Provisions ‘tacked’ to Bills of Aids and Supplies

37.17In former times, the Commons abused their right to grant Supply without interference from the Lords, by tacking to Bills of Aids and Supplies provisions which, in a bill that the Lords had no right to amend, must either have been accepted by them unconsidered, or have caused the rejection of a measure necessary for the public service. This practice infringed the privileges of the Lords no less than their interference in matters of finance infringes the privileges of the Commons.

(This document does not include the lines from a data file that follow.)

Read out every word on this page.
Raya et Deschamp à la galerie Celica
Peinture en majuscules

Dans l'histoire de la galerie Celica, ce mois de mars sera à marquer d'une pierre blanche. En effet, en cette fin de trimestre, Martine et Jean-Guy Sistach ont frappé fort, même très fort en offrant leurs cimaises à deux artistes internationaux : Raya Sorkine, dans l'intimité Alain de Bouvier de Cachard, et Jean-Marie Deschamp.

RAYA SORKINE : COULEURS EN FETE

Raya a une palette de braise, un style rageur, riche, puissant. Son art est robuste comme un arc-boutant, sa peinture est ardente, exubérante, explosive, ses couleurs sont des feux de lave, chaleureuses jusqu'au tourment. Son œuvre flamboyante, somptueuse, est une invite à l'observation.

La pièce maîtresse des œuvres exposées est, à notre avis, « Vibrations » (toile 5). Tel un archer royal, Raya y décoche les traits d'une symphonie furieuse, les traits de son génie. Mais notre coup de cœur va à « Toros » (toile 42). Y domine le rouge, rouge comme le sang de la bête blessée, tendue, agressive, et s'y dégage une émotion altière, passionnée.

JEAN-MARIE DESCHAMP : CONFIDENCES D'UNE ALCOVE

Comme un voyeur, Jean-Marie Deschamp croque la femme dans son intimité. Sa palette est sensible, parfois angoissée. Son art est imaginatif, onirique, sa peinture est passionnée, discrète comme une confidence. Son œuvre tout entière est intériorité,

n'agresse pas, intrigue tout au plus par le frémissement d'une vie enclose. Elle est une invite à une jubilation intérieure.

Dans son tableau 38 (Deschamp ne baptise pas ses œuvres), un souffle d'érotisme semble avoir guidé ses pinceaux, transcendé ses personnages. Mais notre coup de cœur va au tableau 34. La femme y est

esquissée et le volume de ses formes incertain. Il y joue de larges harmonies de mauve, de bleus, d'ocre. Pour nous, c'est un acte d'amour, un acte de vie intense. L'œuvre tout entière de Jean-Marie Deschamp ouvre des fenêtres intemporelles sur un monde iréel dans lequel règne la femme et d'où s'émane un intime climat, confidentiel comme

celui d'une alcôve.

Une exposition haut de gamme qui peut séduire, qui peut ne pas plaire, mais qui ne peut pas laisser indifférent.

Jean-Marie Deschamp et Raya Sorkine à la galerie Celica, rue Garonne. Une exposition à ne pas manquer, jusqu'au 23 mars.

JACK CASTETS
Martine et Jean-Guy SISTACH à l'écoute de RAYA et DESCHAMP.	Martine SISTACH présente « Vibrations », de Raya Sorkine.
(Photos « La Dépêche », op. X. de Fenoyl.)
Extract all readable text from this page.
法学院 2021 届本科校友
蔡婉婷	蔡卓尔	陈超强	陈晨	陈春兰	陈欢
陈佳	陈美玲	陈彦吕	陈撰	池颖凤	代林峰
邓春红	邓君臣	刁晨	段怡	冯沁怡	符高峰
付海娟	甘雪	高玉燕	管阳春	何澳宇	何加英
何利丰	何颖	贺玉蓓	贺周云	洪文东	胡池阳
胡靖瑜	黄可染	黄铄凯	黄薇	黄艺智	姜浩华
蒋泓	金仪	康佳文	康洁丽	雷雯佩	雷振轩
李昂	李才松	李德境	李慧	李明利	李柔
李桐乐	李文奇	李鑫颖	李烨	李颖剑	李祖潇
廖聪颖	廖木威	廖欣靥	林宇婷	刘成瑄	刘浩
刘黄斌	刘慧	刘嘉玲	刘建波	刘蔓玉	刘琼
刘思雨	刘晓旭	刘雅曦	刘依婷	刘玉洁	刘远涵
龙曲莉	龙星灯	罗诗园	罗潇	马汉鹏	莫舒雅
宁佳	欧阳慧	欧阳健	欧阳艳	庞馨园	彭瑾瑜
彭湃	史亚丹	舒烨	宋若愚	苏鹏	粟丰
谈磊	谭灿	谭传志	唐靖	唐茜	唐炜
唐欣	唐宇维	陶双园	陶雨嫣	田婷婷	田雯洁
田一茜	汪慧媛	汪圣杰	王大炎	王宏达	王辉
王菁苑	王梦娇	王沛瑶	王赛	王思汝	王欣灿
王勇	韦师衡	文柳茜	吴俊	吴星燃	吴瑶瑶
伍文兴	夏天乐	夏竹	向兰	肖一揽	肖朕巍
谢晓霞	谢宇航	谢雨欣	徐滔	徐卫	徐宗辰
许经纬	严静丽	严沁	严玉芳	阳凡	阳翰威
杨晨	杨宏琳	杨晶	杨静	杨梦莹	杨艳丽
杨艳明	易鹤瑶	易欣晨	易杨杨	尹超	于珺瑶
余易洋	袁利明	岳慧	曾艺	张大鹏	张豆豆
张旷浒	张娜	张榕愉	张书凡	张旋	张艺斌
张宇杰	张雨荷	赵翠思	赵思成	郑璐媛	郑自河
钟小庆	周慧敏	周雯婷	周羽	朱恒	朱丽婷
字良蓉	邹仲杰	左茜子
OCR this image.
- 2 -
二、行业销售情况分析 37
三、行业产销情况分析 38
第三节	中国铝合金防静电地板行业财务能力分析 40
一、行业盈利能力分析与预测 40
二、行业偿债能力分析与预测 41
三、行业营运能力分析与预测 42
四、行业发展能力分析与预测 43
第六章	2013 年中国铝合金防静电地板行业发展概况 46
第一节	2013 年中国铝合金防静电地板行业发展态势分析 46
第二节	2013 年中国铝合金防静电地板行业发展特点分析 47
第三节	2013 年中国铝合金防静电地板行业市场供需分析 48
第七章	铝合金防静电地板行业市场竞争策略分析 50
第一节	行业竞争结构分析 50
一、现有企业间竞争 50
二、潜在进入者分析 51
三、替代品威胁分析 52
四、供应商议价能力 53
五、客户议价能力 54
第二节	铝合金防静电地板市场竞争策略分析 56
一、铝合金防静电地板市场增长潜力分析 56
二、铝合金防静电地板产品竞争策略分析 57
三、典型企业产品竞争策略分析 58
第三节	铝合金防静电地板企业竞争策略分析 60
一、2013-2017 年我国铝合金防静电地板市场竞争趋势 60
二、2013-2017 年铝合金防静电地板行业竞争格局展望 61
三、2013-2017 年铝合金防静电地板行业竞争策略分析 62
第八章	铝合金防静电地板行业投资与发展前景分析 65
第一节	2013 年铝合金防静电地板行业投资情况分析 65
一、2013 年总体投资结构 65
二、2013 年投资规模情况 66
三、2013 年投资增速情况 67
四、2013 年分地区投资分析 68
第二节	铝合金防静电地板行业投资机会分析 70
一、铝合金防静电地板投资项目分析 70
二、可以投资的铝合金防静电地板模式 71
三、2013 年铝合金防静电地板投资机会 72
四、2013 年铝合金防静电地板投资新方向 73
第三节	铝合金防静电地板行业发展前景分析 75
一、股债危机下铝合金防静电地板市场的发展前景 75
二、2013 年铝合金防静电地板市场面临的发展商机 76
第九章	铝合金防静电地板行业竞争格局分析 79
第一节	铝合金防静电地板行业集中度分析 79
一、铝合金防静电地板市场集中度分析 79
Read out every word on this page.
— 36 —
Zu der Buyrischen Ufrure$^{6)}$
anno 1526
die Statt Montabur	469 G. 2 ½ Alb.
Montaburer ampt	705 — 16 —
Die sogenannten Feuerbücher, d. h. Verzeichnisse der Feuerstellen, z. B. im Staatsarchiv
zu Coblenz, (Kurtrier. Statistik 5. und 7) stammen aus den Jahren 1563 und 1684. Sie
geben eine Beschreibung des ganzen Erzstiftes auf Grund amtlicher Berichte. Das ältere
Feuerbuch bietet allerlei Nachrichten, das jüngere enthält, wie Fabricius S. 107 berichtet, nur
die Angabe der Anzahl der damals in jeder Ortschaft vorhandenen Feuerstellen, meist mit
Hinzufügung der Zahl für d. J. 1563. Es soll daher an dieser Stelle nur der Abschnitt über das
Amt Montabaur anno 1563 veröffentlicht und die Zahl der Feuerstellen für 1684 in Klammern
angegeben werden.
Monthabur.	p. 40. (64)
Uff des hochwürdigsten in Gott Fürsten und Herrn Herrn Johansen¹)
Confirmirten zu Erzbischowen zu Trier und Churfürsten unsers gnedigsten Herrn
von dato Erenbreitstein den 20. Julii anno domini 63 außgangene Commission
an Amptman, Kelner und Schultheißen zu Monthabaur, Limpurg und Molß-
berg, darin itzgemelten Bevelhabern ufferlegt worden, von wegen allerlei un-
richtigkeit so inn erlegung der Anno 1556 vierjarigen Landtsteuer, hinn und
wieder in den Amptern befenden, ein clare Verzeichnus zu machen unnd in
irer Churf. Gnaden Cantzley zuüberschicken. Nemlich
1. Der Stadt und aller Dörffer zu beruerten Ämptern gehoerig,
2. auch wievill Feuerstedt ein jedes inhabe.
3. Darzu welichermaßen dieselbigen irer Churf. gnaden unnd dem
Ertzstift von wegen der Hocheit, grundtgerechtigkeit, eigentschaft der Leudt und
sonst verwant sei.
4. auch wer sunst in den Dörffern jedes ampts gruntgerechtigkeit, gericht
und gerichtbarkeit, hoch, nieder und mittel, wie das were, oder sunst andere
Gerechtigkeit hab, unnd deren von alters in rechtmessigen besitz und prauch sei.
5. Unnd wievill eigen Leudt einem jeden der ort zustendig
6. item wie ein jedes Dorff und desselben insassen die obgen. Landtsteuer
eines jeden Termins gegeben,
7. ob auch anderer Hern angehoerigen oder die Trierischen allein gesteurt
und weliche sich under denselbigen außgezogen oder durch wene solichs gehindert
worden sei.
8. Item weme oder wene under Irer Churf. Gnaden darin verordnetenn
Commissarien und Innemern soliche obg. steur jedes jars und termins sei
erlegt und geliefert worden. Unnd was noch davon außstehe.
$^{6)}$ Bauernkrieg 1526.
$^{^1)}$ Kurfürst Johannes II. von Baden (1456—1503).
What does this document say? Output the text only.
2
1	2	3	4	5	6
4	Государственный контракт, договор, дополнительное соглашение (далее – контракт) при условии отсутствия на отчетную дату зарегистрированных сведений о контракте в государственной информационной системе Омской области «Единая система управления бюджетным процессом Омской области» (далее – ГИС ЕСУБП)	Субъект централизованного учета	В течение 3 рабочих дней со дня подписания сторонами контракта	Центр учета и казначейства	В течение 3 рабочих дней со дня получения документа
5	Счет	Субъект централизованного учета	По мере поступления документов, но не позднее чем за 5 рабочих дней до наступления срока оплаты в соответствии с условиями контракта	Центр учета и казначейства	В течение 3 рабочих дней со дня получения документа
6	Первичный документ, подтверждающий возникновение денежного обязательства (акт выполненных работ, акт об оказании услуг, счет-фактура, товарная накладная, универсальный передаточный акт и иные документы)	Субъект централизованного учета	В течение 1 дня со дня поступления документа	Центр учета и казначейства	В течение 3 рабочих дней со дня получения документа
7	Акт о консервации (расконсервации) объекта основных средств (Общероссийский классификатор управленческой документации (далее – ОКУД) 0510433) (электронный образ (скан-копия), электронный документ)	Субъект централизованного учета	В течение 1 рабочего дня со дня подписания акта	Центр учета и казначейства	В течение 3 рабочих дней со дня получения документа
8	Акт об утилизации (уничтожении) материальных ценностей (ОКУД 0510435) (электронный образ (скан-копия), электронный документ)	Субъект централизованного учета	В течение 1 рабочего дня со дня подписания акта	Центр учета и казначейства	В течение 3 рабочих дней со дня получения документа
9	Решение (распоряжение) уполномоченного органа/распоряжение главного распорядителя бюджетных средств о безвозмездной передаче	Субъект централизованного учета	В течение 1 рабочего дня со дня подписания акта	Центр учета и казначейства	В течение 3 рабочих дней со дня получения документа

It has been met by the Lords by Standing Order No 52, embodying a resolution of 9 December 1702:

‘The annexing of any clause or clauses to a bill of aid or supply, the matter of which is foreign to and different from the matter of the said bill of aid or supply, is unparliamentary, and tends to the destruction of constitutional government.’1

This Standing Order has not been invoked as the basis for rejection of a Commons bill since 1807. Although complaints have occasionally been voiced about the inclusion of allegedly inappropriate provisions in the Finance Bill, no such complaint has been upheld by the House of Lords in recent times.2 As explained in the previous chapter (para 36.39 ), the rules of order of the House of Commons exclude the possibility of foreign matter being tacked to such bills by way of amendment; and respect for constitutional practice prevents the inclusion of such matters among their original provisions.

Footnotes

  1. LJ (1701–05) 185.
  2. HL Deb (1975–76) 372, cc 1225–29; ibid (1981–82) 431, cc 451–52. On the former occasion the allegation of tacking was considered by the House of Lords Select Committee on Practice and Procedure, which did not endorse it; LJ (1976–77) 762–63, HL Deb (1977–78) 392, cc 6–44. The bill which was the subject of the allegation was certified by the Speaker as a Money bill under the Parliament Acts, HC Deb (1975–76) 915, cc 1290, 1520.